Voice Agent Monorepo: Debugging Strategy in a Multi-Layer Architecture

Debugging and Fixing Bugs: How a Voice Agent Project Stays on Track
The task was simple on the surface: help debug and fix issues in a growing Python and Next.js monorepo for a voice-agent project. But stepping into this codebase meant understanding a carefully orchestrated system where a FastAPI backend talks to a Telegram bot, a web API, and a Next.js frontend—all coordinated through a single AgentCore.
The first thing I did was read the project guidelines stored in docs/tma/. This wasn’t optional—the developer had clearly learned that skipping this step leads to missed architectural decisions. The project uses a fascinating approach to error tracking: before fixing anything new, I check docs/ERROR_JOURNAL.md to see if similar bugs had been encountered before. This pattern prevents solving the same problem twice and builds institutional knowledge into the codebase itself.
The architecture deserves a moment of attention because it shapes how bugs get fixed.

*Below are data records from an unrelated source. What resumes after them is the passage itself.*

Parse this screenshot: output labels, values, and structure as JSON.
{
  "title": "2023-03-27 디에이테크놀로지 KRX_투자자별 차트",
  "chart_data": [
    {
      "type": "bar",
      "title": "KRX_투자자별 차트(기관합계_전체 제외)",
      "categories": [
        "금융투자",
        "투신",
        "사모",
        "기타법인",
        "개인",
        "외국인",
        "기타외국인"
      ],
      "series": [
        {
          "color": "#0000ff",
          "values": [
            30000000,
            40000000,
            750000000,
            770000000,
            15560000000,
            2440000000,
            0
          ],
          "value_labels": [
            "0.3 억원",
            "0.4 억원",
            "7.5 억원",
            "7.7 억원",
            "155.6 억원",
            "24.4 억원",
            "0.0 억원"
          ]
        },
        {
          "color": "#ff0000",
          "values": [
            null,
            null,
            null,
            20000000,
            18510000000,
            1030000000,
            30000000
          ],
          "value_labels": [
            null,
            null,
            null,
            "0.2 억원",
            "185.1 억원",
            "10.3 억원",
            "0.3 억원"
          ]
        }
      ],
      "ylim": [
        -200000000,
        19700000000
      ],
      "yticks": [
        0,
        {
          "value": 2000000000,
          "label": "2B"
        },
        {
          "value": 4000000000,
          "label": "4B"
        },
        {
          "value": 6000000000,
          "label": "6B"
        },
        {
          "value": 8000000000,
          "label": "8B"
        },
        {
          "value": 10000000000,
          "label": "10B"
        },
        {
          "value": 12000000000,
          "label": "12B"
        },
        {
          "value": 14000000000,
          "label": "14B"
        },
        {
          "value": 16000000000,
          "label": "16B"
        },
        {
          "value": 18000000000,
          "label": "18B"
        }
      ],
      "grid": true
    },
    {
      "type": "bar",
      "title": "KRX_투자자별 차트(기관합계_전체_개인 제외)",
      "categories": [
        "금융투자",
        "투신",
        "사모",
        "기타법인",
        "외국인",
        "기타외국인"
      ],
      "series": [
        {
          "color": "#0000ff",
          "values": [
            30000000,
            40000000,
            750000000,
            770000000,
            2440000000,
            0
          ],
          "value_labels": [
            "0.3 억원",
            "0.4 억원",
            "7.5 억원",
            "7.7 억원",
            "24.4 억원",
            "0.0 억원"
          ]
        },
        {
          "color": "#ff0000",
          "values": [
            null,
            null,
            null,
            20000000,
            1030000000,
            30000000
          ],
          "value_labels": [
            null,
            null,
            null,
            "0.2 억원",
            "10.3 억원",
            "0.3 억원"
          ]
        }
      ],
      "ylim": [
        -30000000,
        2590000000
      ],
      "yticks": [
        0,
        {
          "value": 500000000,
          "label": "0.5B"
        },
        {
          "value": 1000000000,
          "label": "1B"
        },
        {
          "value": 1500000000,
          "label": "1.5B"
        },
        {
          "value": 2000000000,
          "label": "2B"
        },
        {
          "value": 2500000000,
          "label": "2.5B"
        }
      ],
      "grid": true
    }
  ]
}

There’s a single Python backend with multiple entry points: telegram_main.py for the Telegram bot and web_main.py for the web API. Both feed into AgentCore—the true heart of the business logic. The database is SQLite in WAL mode, stored at data/agent.db. On the frontend side, Next.js 15 with React 19 and Tailwind v4 handles the UI. This separation of concerns means bugs often have clear boundaries: they’re either in the backend’s logic, the database layer (handled via aiosqlite for async access), or the frontend’s component rendering.
What surprised me was how seriously the team takes validation. Every time code changes, there are verification steps: the backend runs a simple Python import check (python -c "from src.core import AgentCore; print('OK')"), and the frontend builds itself (npm run build). These aren’t fancy integration tests—they’re smoke tests that catch breaking changes immediately. I’ve seen teams skip this, and they regret it when a typo silently breaks production.
The git workflow is interesting too. Commits are straightforward: no ceremony, no Co-Authored-By lines, just clear messages. The team avoids git commit --amend entirely, preferring fresh commits that tell a linear story. This makes debugging through git history far easier than hunting through amended commits trying to understand what actually changed.
One architectural lesson worth noting: the Vercel AI SDK Data Stream Protocol for SSE (Server-Sent Events) has a strict format. Deviating from it, even slightly, breaks streaming on the client side. This is exactly the kind of subtle bug that makes developers pull their hair out—the server sends data, the network delivers it, but the frontend sees nothing because one field was named wrong or wrapped differently than expected.
The team also uses subprocess calls to the Claude CLI rather than SDK integration. This decision trades some complexity for reliability: the subprocess approach doesn’t depend on SDK version mismatches or authentication state issues.
By the end, the debugging process reinforced something important: bugs rarely occur in isolation. They’re symptoms of architectural misunderstandings, incomplete documentation, or environment inconsistencies. The voice-agent project’s approach—reading docs first, checking error journals, validating after every change—turns debugging from a frustrating whack-a-mole game into a systematic process where each fix teaches the team something new.
😄 How did the programmer die in the shower? He read the shampoo bottle instructions: Lather. Rinse. Repeat.